CVE-2024-35768 is a DOM-based Cross-site Scripting (XSS) vulnerability identified in the LiveComposer Page Builder plugin for WordPress, specifically affecting versions up to and including 2.1.11. The vulnerability stems from improper neutralization of user-supplied input during the generation of web pages, which allows malicious actors to inject and execute arbitrary JavaScript code within the context of the affected website. This type of XSS is DOM-based, meaning the malicious payload is executed as a result of client-side script processing of unsafe input, rather than server-side injection. An attacker can exploit this by crafting malicious URLs or input vectors that, when processed by the vulnerable plugin, execute scripts in the victim’s browser. This can lead to session hijacking, credential theft, defacement, or redirection to malicious sites. The vulnerability does not require authentication, increasing its risk profile, and does not currently have a CVSS score or known exploits in the wild. However, given the widespread use of WordPress and the popularity of LiveComposer as a page builder, the potential attack surface is significant. The vulnerability was reserved in May 2024 and published in June 2024, with no patch links currently available, indicating that users must be vigilant and apply mitigations proactively.

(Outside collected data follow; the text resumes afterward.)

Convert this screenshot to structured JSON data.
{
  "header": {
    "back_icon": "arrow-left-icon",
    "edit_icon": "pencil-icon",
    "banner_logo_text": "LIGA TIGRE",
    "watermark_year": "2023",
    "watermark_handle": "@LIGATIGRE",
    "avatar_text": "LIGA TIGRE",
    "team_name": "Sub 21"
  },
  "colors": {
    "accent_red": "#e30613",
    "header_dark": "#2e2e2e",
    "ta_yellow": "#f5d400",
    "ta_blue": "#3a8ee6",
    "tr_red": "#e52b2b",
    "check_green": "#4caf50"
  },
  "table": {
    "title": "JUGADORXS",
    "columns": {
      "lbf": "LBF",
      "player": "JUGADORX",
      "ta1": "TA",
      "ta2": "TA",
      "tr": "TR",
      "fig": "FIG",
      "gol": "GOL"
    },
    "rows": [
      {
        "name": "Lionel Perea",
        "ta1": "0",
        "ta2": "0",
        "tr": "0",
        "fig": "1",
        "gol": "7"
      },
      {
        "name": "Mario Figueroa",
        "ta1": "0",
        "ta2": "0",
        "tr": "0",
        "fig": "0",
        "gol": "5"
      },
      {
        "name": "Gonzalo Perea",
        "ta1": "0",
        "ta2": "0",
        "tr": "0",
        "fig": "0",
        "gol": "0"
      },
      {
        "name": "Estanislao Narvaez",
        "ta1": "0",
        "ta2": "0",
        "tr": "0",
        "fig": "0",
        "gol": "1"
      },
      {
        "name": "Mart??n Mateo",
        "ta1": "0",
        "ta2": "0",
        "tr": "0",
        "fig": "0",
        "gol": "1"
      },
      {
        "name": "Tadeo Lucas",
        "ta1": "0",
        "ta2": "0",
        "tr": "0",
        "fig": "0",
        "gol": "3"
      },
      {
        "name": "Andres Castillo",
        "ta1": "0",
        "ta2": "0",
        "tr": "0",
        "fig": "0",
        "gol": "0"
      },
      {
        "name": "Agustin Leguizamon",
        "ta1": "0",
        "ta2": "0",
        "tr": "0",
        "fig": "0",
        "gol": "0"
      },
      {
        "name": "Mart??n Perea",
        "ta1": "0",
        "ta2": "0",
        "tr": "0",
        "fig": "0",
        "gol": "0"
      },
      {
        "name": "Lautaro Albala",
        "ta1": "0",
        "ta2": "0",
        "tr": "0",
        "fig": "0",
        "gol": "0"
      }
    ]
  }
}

The impact of CVE-2024-35768 can be substantial for organizations using the LiveComposer Page Builder plugin. Successful exploitation allows attackers to execute arbitrary scripts in the context of the victim’s browser, potentially leading to theft of sensitive information such as authentication cookies, personal data, or session tokens. This can facilitate account takeover, unauthorized actions on behalf of users, or further malware distribution. Additionally, attackers may deface websites or redirect visitors to malicious domains, damaging brand reputation and user trust. Since the vulnerability is client-side and does not require authentication, it can be exploited by any attacker who can lure users to a crafted URL or page. Organizations with high traffic websites or those handling sensitive user data are at increased risk. The absence of an official patch at the time of disclosure further elevates the risk, as attackers may develop exploits targeting unpatched systems. The widespread adoption of WordPress and LiveComposer in various sectors globally means that the threat could affect a broad range of industries, including e-commerce, media, education, and government portals.

To mitigate the risk posed by CVE-2024-35768, organizations should take several specific actions beyond generic advice: 1) Immediately monitor official LiveComposer channels for patches or updates and apply them as soon as they become available. 2) Implement strict input validation and sanitization on all user-supplied data processed by the plugin, especially data that influences DOM manipulation. 3) Deploy a robust Content Security Policy (CSP) that restricts the execution of inline scripts and limits sources of executable code to trusted domains. 4) Use security plugins or web application firewalls (WAFs) capable of detecting and blocking XSS payloads targeting WordPress plugins. 5) Educate users and administrators about the risks of clicking on suspicious links and encourage the use of browser security features that can mitigate XSS attacks. 6) Conduct regular security audits and penetration testing focused on client-side vulnerabilities in web applications using LiveComposer. 7) Consider temporarily disabling or replacing the LiveComposer plugin with alternative page builders if immediate patching is not possible. These measures collectively reduce the attack surface and help protect both website operators and end users.